Thursday, August 13, 2015

Salt Pillars


There was a four lane bowling alley in my childhood, the Carrasco Bowling.  It was a few blocks from the house we rented for the summer. The long idle summer of us children. We roamed the Bowling Alley many times, we rented their special shoes and rolled the bowling balls with our two small hands a couple of times. As a child I did not understand why the place was bombed and reduced to rubble before the following summer.

Analyzing the recent past is not easy judging by the discord and vitriol associated with competing narratives. This was the Cold War coming to a theater near me. A few blocks away to be precise. It was a message to the oligarchy said the perpetrators, one of which became the country's president a few years ago. Being the past so nonsensical and so immutable makes me want to find refuge in the future instead. 
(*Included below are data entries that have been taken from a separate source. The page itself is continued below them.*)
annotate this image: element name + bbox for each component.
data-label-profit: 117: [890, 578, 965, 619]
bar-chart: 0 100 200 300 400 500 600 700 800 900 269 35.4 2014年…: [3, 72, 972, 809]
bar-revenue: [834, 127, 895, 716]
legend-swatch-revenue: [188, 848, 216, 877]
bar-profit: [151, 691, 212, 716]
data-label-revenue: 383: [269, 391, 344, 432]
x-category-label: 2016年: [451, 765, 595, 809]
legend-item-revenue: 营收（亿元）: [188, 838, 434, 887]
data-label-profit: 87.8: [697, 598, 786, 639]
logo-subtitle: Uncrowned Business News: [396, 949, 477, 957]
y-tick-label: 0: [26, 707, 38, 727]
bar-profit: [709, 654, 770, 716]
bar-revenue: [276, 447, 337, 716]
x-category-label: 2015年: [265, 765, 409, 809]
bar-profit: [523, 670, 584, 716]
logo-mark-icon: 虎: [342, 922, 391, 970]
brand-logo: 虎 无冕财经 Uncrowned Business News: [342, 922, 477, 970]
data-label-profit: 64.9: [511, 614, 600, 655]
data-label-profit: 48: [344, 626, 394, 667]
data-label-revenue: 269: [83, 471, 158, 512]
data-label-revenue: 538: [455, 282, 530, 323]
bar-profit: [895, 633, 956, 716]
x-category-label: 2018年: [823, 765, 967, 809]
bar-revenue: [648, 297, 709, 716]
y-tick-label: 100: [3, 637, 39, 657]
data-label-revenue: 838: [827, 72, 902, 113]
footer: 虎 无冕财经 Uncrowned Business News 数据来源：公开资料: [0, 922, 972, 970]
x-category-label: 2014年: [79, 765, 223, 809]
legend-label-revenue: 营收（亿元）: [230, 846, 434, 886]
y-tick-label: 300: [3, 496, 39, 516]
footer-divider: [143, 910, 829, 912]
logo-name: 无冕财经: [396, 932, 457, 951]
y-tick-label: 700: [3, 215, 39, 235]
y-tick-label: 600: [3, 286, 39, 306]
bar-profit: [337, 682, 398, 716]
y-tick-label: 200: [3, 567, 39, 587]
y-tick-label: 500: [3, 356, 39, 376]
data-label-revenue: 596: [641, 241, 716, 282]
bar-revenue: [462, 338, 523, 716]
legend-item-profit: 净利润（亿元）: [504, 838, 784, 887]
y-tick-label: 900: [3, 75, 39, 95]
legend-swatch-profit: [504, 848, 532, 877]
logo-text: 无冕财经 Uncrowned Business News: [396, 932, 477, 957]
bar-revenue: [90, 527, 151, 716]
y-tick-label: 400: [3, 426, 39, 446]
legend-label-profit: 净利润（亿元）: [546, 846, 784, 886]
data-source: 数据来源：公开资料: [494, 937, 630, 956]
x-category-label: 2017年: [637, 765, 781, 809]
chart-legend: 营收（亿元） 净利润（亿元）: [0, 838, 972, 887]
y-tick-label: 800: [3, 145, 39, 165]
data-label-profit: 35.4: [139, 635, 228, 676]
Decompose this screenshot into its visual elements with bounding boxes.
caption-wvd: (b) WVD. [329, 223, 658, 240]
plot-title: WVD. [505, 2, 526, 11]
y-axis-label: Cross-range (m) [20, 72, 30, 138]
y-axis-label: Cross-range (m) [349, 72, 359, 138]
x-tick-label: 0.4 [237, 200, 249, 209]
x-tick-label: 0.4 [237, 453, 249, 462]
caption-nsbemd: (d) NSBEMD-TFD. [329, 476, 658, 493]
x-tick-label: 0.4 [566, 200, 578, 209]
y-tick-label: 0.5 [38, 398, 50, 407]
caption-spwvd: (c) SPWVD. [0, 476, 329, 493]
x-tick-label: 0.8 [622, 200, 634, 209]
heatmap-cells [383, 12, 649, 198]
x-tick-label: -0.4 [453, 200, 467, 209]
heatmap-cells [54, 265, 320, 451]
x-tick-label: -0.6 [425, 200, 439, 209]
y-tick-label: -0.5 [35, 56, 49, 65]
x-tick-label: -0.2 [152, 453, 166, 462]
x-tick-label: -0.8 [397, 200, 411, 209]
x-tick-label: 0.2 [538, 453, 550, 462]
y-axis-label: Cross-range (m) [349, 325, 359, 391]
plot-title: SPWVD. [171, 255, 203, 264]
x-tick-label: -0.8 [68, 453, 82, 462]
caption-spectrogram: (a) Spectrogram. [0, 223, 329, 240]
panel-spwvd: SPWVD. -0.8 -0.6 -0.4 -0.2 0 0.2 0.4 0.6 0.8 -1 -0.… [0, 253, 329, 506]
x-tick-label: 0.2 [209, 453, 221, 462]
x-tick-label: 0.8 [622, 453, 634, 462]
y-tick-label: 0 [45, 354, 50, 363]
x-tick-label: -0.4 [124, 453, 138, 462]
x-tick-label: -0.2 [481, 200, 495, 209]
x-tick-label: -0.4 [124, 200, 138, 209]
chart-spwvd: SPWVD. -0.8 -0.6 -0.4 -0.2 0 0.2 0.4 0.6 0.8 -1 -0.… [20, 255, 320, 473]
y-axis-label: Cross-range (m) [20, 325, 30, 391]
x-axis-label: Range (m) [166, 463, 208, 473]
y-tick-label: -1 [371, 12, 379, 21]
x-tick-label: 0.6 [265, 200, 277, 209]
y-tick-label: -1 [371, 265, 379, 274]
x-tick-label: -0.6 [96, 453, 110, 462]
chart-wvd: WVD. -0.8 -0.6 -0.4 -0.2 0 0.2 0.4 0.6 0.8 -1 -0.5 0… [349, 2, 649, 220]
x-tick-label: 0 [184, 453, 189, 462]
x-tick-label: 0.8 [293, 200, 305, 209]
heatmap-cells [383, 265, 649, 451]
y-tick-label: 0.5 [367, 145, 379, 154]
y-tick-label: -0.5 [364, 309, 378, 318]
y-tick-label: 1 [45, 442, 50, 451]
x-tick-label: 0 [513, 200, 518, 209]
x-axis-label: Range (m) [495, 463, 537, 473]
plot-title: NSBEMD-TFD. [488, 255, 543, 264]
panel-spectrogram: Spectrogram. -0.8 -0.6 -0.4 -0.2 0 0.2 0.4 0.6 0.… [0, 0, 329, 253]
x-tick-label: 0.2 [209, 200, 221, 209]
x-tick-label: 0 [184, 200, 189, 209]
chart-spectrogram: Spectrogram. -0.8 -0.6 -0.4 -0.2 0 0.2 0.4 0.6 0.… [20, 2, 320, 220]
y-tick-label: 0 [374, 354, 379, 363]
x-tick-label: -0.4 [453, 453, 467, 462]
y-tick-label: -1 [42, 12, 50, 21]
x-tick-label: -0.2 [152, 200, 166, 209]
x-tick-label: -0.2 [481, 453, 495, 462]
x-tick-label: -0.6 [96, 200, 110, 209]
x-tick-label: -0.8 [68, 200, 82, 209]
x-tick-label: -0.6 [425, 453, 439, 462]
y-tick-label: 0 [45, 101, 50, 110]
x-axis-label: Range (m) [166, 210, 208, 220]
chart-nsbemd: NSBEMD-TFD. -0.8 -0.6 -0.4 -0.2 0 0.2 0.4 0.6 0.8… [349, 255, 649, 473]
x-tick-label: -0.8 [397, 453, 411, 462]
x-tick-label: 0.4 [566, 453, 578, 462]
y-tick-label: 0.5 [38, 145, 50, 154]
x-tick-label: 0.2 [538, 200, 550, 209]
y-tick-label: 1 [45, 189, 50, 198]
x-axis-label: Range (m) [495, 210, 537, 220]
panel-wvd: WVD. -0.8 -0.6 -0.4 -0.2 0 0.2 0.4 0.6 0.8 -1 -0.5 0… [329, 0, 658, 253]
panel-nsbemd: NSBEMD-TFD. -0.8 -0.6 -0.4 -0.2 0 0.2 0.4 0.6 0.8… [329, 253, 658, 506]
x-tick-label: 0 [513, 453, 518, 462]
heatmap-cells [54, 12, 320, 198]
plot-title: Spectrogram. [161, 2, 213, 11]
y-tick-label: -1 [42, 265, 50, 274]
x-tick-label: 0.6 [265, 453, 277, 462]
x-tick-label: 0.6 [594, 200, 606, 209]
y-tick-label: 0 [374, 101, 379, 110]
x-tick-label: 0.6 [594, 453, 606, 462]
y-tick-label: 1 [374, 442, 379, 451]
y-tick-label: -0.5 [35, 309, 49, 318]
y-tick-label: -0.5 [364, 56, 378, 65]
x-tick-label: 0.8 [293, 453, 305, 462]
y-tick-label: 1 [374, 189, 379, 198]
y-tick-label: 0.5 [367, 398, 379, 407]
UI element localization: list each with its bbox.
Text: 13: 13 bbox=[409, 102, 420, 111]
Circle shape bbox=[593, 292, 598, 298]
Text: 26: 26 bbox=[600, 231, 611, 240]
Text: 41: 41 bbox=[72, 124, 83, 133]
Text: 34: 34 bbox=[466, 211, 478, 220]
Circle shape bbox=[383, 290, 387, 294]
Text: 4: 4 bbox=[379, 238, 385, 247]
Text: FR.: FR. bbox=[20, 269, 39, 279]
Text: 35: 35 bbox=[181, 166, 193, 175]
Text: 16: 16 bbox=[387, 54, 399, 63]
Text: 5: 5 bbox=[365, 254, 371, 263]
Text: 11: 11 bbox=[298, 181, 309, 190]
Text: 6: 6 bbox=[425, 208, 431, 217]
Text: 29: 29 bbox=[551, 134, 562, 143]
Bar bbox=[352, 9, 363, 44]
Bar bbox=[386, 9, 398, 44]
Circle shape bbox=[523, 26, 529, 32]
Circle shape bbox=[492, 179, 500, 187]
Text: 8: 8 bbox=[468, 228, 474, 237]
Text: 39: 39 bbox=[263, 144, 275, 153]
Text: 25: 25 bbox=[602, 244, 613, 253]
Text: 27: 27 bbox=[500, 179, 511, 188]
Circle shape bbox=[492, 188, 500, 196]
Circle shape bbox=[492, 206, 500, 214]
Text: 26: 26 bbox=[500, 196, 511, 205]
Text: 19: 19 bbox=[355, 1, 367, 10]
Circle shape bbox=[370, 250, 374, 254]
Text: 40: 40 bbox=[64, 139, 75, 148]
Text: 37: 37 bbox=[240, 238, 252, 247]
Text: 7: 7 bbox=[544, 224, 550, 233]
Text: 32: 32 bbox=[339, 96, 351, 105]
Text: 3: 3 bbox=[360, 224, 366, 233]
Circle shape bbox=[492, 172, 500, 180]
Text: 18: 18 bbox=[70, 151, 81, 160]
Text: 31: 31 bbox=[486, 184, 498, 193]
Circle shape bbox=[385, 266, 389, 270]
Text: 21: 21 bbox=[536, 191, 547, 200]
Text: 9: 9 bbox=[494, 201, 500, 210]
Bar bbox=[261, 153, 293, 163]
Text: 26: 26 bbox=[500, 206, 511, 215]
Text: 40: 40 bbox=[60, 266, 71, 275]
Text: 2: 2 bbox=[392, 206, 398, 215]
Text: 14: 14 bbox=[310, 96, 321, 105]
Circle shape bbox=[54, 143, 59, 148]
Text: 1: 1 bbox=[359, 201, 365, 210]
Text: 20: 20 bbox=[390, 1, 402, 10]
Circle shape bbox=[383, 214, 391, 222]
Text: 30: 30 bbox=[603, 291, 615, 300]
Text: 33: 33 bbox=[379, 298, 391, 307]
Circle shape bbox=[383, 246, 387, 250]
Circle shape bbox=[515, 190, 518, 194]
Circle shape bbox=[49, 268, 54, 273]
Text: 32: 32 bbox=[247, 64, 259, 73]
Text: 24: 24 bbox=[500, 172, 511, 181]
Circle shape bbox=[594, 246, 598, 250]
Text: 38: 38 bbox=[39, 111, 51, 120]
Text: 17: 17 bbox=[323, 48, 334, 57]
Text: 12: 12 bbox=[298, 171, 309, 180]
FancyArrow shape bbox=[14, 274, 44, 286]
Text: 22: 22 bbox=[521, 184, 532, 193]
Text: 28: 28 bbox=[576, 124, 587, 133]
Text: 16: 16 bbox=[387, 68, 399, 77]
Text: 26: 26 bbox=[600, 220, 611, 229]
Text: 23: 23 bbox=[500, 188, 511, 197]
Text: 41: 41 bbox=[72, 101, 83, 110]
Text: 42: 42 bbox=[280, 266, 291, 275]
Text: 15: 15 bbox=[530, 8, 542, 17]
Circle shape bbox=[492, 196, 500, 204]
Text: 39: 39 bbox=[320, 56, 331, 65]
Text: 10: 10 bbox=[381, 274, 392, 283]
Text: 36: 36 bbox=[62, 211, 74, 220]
May be that was the reason Mrs. Lot was warned not to look back. Six words state what happened when she looked back, yet I found nineteen different English variants, and many pages of commentary on that simple event.

One of them of note:
"But Lot's wife looked back longingly and was turned into a pillar of salt."

where longingly implies the problem was looking at the past, not just back at a physical place.

A pillar of salt, what a great metaphor for the paralyzing danger of dwelling in the past.

There are two ways of avoiding looking at the past. One way is being young and having no past to look at. The other way preached by my father is staying busy,  the opposite of the long idle summer of a child.